Evraz plc (LON:EVR) have seen their shares crash on Thursday, following the announcement of its final results.
2019 revenues slumped 7.3% to $11.91 billion from $12.84 billion, whilst pretax profit also crashed 72% from $3.2 billion to $902 million.
Earnings before interest, taxes, depreciation, and amortisation fell also, to $2.6 million from $3.78 billion.
Evraz blamed this slump on “lower vanadium and coal product prices as well combined higher expenses”. Looking at their steel division, the firm also saw revenues drop 8.3% year on year, to $8.14 billion.
The steel producer added that they will pay a $0.40 interim dividend, which is flat from a year ago.

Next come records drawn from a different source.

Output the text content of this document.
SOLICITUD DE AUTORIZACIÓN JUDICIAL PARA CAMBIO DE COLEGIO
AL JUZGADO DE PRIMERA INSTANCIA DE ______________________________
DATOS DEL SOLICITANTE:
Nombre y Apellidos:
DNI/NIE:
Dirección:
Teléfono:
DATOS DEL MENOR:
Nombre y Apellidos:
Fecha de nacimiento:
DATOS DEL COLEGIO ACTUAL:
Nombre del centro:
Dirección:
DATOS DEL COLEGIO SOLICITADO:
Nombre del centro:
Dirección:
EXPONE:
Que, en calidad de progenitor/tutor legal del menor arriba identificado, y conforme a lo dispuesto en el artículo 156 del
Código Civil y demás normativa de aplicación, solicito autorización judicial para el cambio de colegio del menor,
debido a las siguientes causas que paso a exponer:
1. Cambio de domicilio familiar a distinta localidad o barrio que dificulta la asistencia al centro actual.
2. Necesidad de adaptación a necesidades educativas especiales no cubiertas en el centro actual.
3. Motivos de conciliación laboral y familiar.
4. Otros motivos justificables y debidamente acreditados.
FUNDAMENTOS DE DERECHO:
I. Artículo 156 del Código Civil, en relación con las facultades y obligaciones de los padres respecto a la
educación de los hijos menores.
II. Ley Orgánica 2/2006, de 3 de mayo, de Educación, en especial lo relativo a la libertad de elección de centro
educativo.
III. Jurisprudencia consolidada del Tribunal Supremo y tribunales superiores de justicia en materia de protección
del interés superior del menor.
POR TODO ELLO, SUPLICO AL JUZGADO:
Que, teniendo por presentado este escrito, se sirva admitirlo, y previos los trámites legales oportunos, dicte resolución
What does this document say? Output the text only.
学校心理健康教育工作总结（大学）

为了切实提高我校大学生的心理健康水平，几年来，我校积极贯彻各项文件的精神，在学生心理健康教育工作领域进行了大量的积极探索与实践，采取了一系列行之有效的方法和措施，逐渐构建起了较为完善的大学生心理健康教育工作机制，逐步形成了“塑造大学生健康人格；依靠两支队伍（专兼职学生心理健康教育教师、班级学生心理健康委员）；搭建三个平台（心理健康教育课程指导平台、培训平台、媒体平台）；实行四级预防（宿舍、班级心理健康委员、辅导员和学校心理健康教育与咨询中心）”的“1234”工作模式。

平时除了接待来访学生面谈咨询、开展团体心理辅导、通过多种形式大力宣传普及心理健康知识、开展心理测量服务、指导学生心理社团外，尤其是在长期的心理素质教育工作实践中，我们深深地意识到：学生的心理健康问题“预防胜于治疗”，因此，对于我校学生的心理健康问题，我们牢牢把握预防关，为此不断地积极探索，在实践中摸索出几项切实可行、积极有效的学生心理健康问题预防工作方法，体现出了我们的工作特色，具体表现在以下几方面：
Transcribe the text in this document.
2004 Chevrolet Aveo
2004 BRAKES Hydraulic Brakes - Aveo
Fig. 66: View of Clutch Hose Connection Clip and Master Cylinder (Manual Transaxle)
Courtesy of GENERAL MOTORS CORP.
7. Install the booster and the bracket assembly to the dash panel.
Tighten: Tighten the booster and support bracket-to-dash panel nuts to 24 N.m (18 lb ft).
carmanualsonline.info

The firm added that this “reflects the Board’s confidence in the Group’s financial position and outlook.”
Evraz Chief Executive Officer, Alexander Frolov, commented:
“In 2019, global steel and commodity markets were not as favourable as they were in 2018. Steel prices have fallen as a result of excess supply in an environment of limited end-use demand. Global coal and vanadium markets returned to supply-demand equilibrium. Despite the market headwinds, EVRAZ was able to deliver resilient results with EBITDA reaching US$2,601 million and EBITDA margin reached 22% in 2019.
Retention of our low-cost and market leadership positions remain very important for EVRAZ. During the reporting period, the efficiency improvement programme delivered an EBITDA effect of US$407 million from customer focus and cost-cutting initiatives.
In 2020, EVRAZ will continue to make significant efforts to improve safety and other vitally important areas of sustainable development. The Group has also set ambitious production targets for the year that should help it to reach solid results despite potential market headwinds.”
Evraz shareholders will hope that the firm can bounce back from a mixed year for the firm, however with more political certainty and a favorable macroeconomic environment, the firm should remain optimistic.
Shares in Evraz trade at 347p (-7.75%). 27/2/20 12:43BST.